Where could the city’s 260,000 residents turn for reliable information?

Social media? Yup! 

As ever, as people’s social media feeds brimmed with untruths and provocations, more traditional outlets were an obvious choice. But if you tuned into the local BBC radio station while the riot was happening, you might easily have had no idea about any of it. BBC Radio Devon carried a report about the violence in its 6 o’clock news, but at 7pm and 9pm, Plymouth received no mention at all.

Welp, there you go. If there's a vacuum, something is bound to fill it.  

We now know all this thanks to the BBC’s response to a complaint made by David Lloyd, a radio veteran who has worked for both the corporation and commercial stations. The relevant official document, written by the corporation’s complaints director, is quite a read: it includes an admission that “there was little evidence of the BBC having a presence on the scene”, something partly connected to “several logistical problems” on the day in question, including “the availability of journalists who had the required riot training”, as well as “technical issues with broadcasting kit”.

What does all that mean? 'Journalists' who no longer go out chasing stories, perhaps, who are content to sit in a warm office, and farm social media for their 'scoops'?  

Even online, where the modern corporation insists it must focus a lot of its efforts, there was no dedicated live coverage of the Plymouth riot – nor, the report suggests, enough updates posted on the big social media platforms. On the latter score, “more would have been done, had it not been for staff leave”.

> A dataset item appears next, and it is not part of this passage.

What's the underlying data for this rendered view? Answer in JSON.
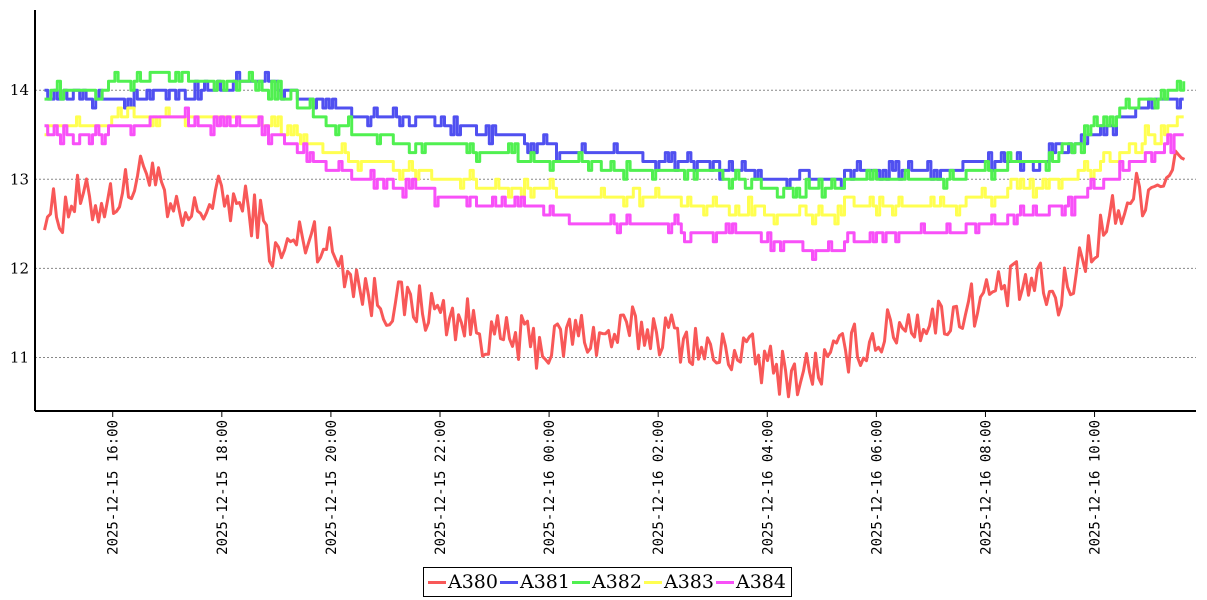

Once, journalists would have come in regardless if there was something interesting happening. It was how they made names for themselves. 

Something happens, but what do people read or hear about it? Either nothing at all, or some awful version of it plucked by a foreign billionaire from the fringes of the internet or algorithmically amplified, to the point that questions of truth or falsehood fall away, and a mendacious story creates its own shockwaves. If that is the kind of future we should all be striving to avoid, local reporting ought to be our first antidote.

And yet, no-one’s doing it. Times have changed.